Finished this last weekend but didn’t immediately post about it. You see I wasn’t quite sure if I liked Derek Craven, the hero.
Uh, oh … I can feel a few pairs of eyes narrowing at this confession, the fiercest being from Kristie … gulp.
Anyway, *grin*, the book is definitely another Kleypas masterpiece. There is the emotional intensity, rounded characters, lush description and well-paced storyline that are the hallmarks of her works. She has chosen two characters outside the elite aristocratic society as hero and heroine, another reason why I love her books … reading about lords and ladies all the time could be a little monotonous.
Back to the central characters: the hero rose above a tortured past to become one of the wealthiest man in England, an admirable accomplishment in itself, as it proves the strength of his character. The heroine? Why, she’s a courageous author (and a successful one at that whose last novel Matilda was the talk of the town) and a woman well ahead of her time, who dreams of love but lives vicariously through her own novels, and sometimes the seemingly more fascinating lives of others during the course of her ‘research’.
** Spoiler alert**
What I couldn’t reconcile was how Derek could be so relentless, some may even say ruthless, in his pursuit of success and wealth, but when it comes to love, he became almost a shadow of his true self. He ended his relationships when they got too intimate — one of the reasons why he sort of ‘pushed’ Lily Lawson (Then Came You) to Lord Alex. He hesitated to take action. Instead he chose to hide behind his shameful past and used that as an excuse not to pursue his heart’s desire because he did not think that he deserved happiness. That’s some kind of warped thinking for you.

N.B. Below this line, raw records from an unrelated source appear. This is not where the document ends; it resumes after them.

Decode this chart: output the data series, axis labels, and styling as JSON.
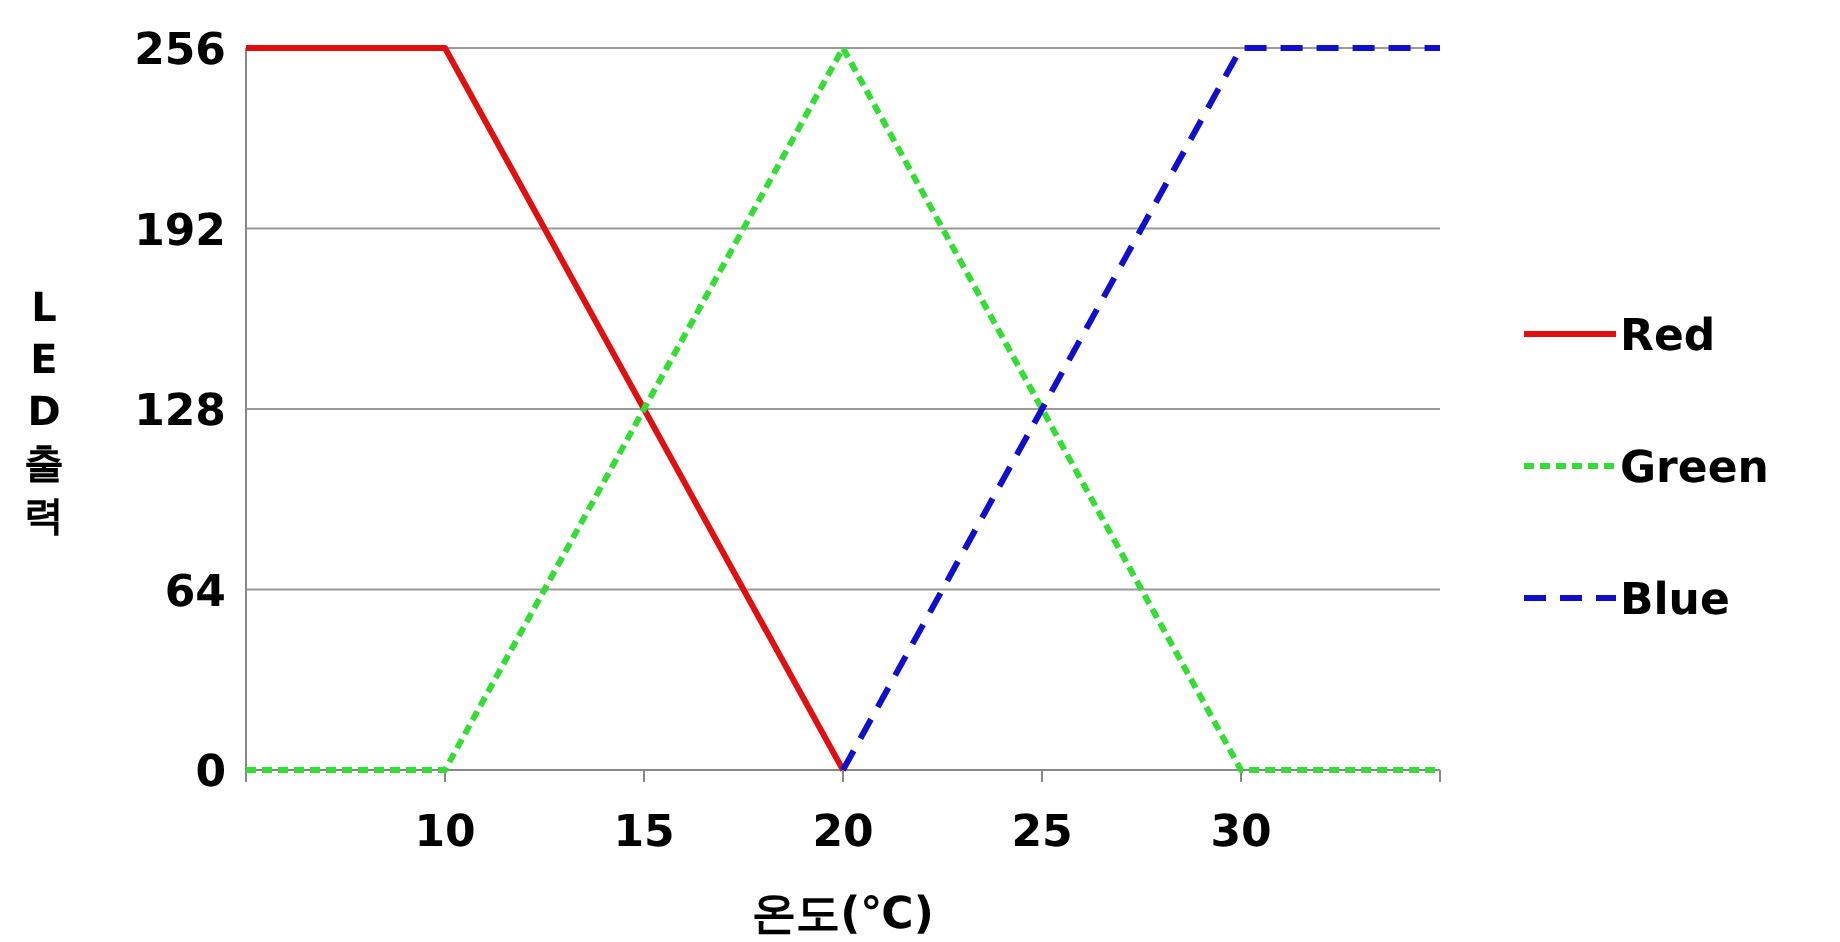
{
  "chart_data": {
    "type": "line",
    "xlabel": "온도(℃)",
    "ylabel": "LED출력",
    "xlim": [
      5,
      35
    ],
    "xticks": [
      {
        "value": 5,
        "label": null
      },
      10,
      15,
      20,
      25,
      30,
      {
        "value": 35,
        "label": null
      }
    ],
    "ylim": [
      0,
      256
    ],
    "yticks": [
      0,
      64,
      128,
      192,
      256
    ],
    "grid": "y",
    "legend": "right",
    "marker": "none",
    "series": [
      {
        "name": "Red",
        "color": "#e01010",
        "line_style": "solid",
        "x": [
          5,
          10,
          20
        ],
        "values": [
          256,
          256,
          0
        ]
      },
      {
        "name": "Green",
        "color": "#33dd33",
        "line_style": "dotted",
        "x": [
          5,
          10,
          20,
          30,
          35
        ],
        "values": [
          0,
          0,
          256,
          0,
          0
        ]
      },
      {
        "name": "Blue",
        "color": "#1010cc",
        "line_style": "dashed",
        "x": [
          20,
          30,
          35
        ],
        "values": [
          0,
          256,
          256
        ]
      }
    ]
  }
}
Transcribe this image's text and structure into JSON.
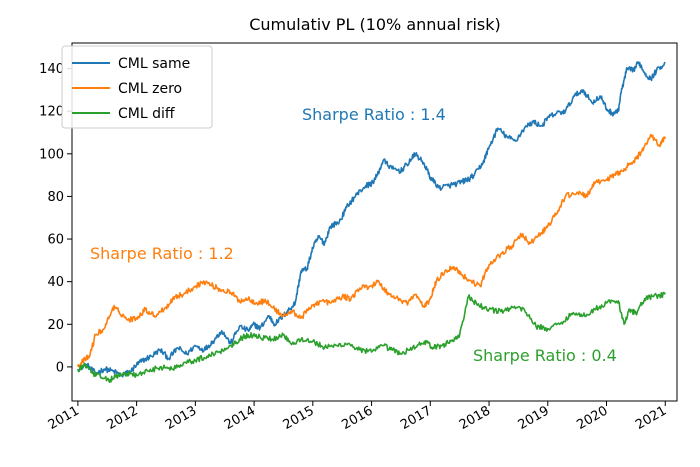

In the beginning, I pitied him, then I got a bit mad at him for not getting out of that rathole he’s backed himself into and start being true to his heart, for being such a scaredy wimp and for continuing to wallow in his ridiculous belief that he did not deserve to have Sara. When he let Sara returned to the village, actually he ordered her to get out of his life, I lost my patience with him. Only later when he related what he had gone through in his shocking childhood (digging graves to rob corpses for survival … it sobered me up and made me grateful for my relatively comfy one) did I begin to understand his hang-ups about not being worthy of love.
So it was a relief when the story turns, and Sara broke off her engagement to her on-and-off fiancee, and ventured to attend a house party Lily threw in the hopes of seeing Derek again. Of course, that house party could only lead to one ending: they both got hitched after they realised how they truly felt towards each other.
As is Kleypas’ style, the story doesn’t end there. Just at the height of their marital bliss, his ex-mistress, Lady Ashby, who didn’t take the rejection too well, and who’s a little psychotic, kidnapped Sara with the intention of destroying Derek, after burning down the club he’s spent his entire life to build it up to the raving success it was. Only she didn’t expect our heroine to be a resourceful and courageous fighter, and wound up getting herself shot and returned to her cruel husband.
The ending was rather satisfying as it marked a new beginning for Derek, who decided to come out of the closet, so to speak, and used his wealth and power to benefit the less fortunate in society and champion social causes openly, rather than being just an annonymous benefactor. Sara became much in demand for her radical beliefs in political and social reforms. And they lived HEA.
What saved the book for me was really Sara. She appeared as a bookish, prim and proper mouse but inside that veneer was a sensual, passionate woman of strong convictions, great resourcefulness and unfailing courage. She really amazed me with the transformation from a frustrated dreamer to a go-getter who’s not afraid to fight obstacles and objections to be with the one she truly loves. So actually Derek did her a favour to let her return to her village. It made her realised that she could never settle for anything less than a passionate love when it comes to her happiness. Derek needs her, whereas Perry, her so-called fiancee, needs to cut himself off his mom’s apron strings first!
I couldn’t help comparing Derek to Nick Gentry (Worth Any Price) and Simon Hunt (Secrets of a Summer Night), two Kleypas heroes whom I like. Guess what? Nick Gentry, who has a criminal, dark past, still comes up tops. His relentless pursuit of Charlotte, and his ruthlessness in binding her to him (yeah, I know I can be a little primitive in that area) because he desired her and harboured secret dreams about her, and her thorough conquest of his heart kept me enthralled throughout the book.
Oops … I hope I haven’t divided you ladies into Derek Craven and Nick Gentry camps. I’m going to give Kleypas a rest until Devil in Winter arrives, which I plan to read back-to-back with It Happened One Autumn. Patience … good things come to those who wait.